İstanbul barajları alarm veriyor
İSTANBUL (AA) – İstanbul Su ve Kanalizasyon İdaresi (İSKİ) verilerine göre, kente su sağlayan barajlardaki doluluk oranı 65,13 olarak ölçüldü. Geçtiğimiz son 10 yılda mart ayı sonu itibariyle barajlardaki doluluk oranları yüzde 90’larda olurken bu yıl yüzde 65 seviyesinde kaldı.
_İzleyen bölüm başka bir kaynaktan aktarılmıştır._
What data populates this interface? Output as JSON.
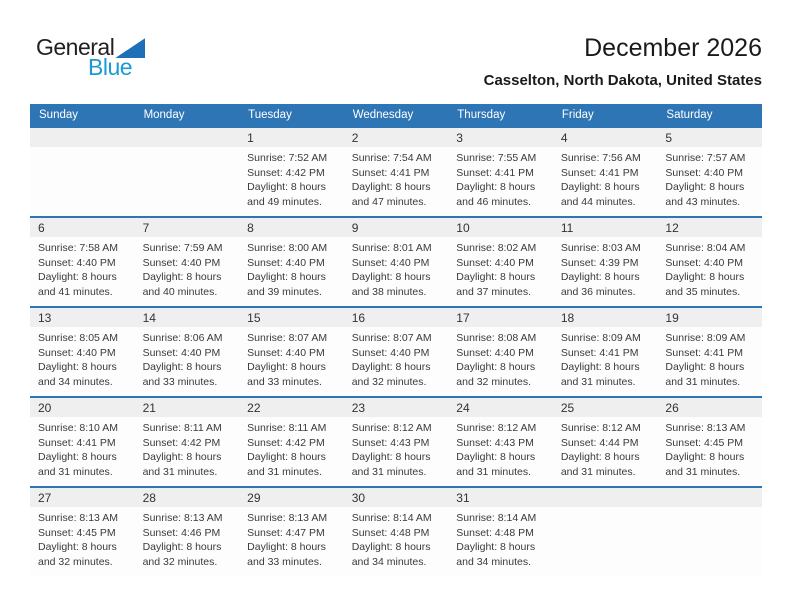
{
  "logo": {
    "part1": "General",
    "part2": "Blue"
  },
  "header": {
    "title": "December 2026",
    "subtitle": "Casselton, North Dakota, United States"
  },
  "labels": {
    "sunrise": "Sunrise:",
    "sunset": "Sunset:",
    "daylight": "Daylight:"
  },
  "colors": {
    "header_blue": "#2e75b6",
    "week_line_blue": "#2e75b6",
    "band_gray": "#efefef",
    "logo_blue": "#1c9ad6",
    "triangle_blue": "#1d70b7"
  },
  "calendar": {
    "weekday_headers": [
      "Sunday",
      "Monday",
      "Tuesday",
      "Wednesday",
      "Thursday",
      "Friday",
      "Saturday"
    ],
    "weeks": [
      [
        null,
        null,
        {
          "day": "1",
          "sunrise": "7:52 AM",
          "sunset": "4:42 PM",
          "daylight": "8 hours and 49 minutes."
        },
        {
          "day": "2",
          "sunrise": "7:54 AM",
          "sunset": "4:41 PM",
          "daylight": "8 hours and 47 minutes."
        },
        {
          "day": "3",
          "sunrise": "7:55 AM",
          "sunset": "4:41 PM",
          "daylight": "8 hours and 46 minutes."
        },
        {
          "day": "4",
          "sunrise": "7:56 AM",
          "sunset": "4:41 PM",
          "daylight": "8 hours and 44 minutes."
        },
        {
          "day": "5",
          "sunrise": "7:57 AM",
          "sunset": "4:40 PM",
          "daylight": "8 hours and 43 minutes."
        }
      ],
      [
        {
          "day": "6",
          "sunrise": "7:58 AM",
          "sunset": "4:40 PM",
          "daylight": "8 hours and 41 minutes."
        },
        {
          "day": "7",
          "sunrise": "7:59 AM",
          "sunset": "4:40 PM",
          "daylight": "8 hours and 40 minutes."
        },
        {
          "day": "8",
          "sunrise": "8:00 AM",
          "sunset": "4:40 PM",
          "daylight": "8 hours and 39 minutes."
        },
        {
          "day": "9",
          "sunrise": "8:01 AM",
          "sunset": "4:40 PM",
          "daylight": "8 hours and 38 minutes."
        },
        {
          "day": "10",
          "sunrise": "8:02 AM",
          "sunset": "4:40 PM",
          "daylight": "8 hours and 37 minutes."
        },
        {
          "day": "11",
          "sunrise": "8:03 AM",
          "sunset": "4:39 PM",
          "daylight": "8 hours and 36 minutes."
        },
        {
          "day": "12",
          "sunrise": "8:04 AM",
          "sunset": "4:40 PM",
          "daylight": "8 hours and 35 minutes."
        }
      ],
      [
        {
          "day": "13",
          "sunrise": "8:05 AM",
          "sunset": "4:40 PM",
          "daylight": "8 hours and 34 minutes."
        },
        {
          "day": "14",
          "sunrise": "8:06 AM",
          "sunset": "4:40 PM",
          "daylight": "8 hours and 33 minutes."
        },
        {
          "day": "15",
          "sunrise": "8:07 AM",
          "sunset": "4:40 PM",
          "daylight": "8 hours and 33 minutes."
        },
        {
          "day": "16",
          "sunrise": "8:07 AM",
          "sunset": "4:40 PM",
          "daylight": "8 hours and 32 minutes."
        },
        {
          "day": "17",
          "sunrise": "8:08 AM",
          "sunset": "4:40 PM",
          "daylight": "8 hours and 32 minutes."
        },
        {
          "day": "18",
          "sunrise": "8:09 AM",
          "sunset": "4:41 PM",
          "daylight": "8 hours and 31 minutes."
        },
        {
          "day": "19",
          "sunrise": "8:09 AM",
          "sunset": "4:41 PM",
          "daylight": "8 hours and 31 minutes."
        }
      ],
      [
        {
          "day": "20",
          "sunrise": "8:10 AM",
          "sunset": "4:41 PM",
          "daylight": "8 hours and 31 minutes."
        },
        {
          "day": "21",
          "sunrise": "8:11 AM",
          "sunset": "4:42 PM",
          "daylight": "8 hours and 31 minutes."
        },
        {
          "day": "22",
          "sunrise": "8:11 AM",
          "sunset": "4:42 PM",
          "daylight": "8 hours and 31 minutes."
        },
        {
          "day": "23",
          "sunrise": "8:12 AM",
          "sunset": "4:43 PM",
          "daylight": "8 hours and 31 minutes."
        },
        {
          "day": "24",
          "sunrise": "8:12 AM",
          "sunset": "4:43 PM",
          "daylight": "8 hours and 31 minutes."
        },
        {
          "day": "25",
          "sunrise": "8:12 AM",
          "sunset": "4:44 PM",
          "daylight": "8 hours and 31 minutes."
        },
        {
          "day": "26",
          "sunrise": "8:13 AM",
          "sunset": "4:45 PM",
          "daylight": "8 hours and 31 minutes."
        }
      ],
      [
        {
          "day": "27",
          "sunrise": "8:13 AM",
          "sunset": "4:45 PM",
          "daylight": "8 hours and 32 minutes."
        },
        {
          "day": "28",
          "sunrise": "8:13 AM",
          "sunset": "4:46 PM",
          "daylight": "8 hours and 32 minutes."
        },
        {
          "day": "29",
          "sunrise": "8:13 AM",
          "sunset": "4:47 PM",
          "daylight": "8 hours and 33 minutes."
        },
        {
          "day": "30",
          "sunrise": "8:14 AM",
          "sunset": "4:48 PM",
          "daylight": "8 hours and 34 minutes."
        },
        {
          "day": "31",
          "sunrise": "8:14 AM",
          "sunset": "4:48 PM",
          "daylight": "8 hours and 34 minutes."
        },
        null,
        null
      ]
    ]
  }
}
Su miktarı, 6,2 milyon metreküp kapasiteye sahip Istrancalar’da yüzde 34,26, 162,2 milyon metreküplük Terkos’da yüzde 60,25, 88,7 milyon metreküplük Sazlıdere’de yüzde 43,18, 34,1 milyon metreküplük Alibeyköy’de yüzde 37,84, 148,9 milyon metreküplük Büyükçekmece’de yüzde 40,95, 235,3 milyon metreküplük Ömerli’de yüzde 97,80, 107,5 milyon metreküplük Darlık’ta ise yüzde 100 olarak ölçüldü.
İstanbul’a su sağlayan baraj ve göletler azami 868 milyon 683 bin metreküp su biriktirme hacmine sahipken, su miktarı yaklaşık 570 milyon metreküp seviyesinde bulunuyor.
Barajlardaki doluluk oranı, geçmiş yıllarla karşılaştırıldığında ise 30 Mart 2014’teki yüzde 35,5’lik orandan sonra en düşük seviye olarak gerçekleşti.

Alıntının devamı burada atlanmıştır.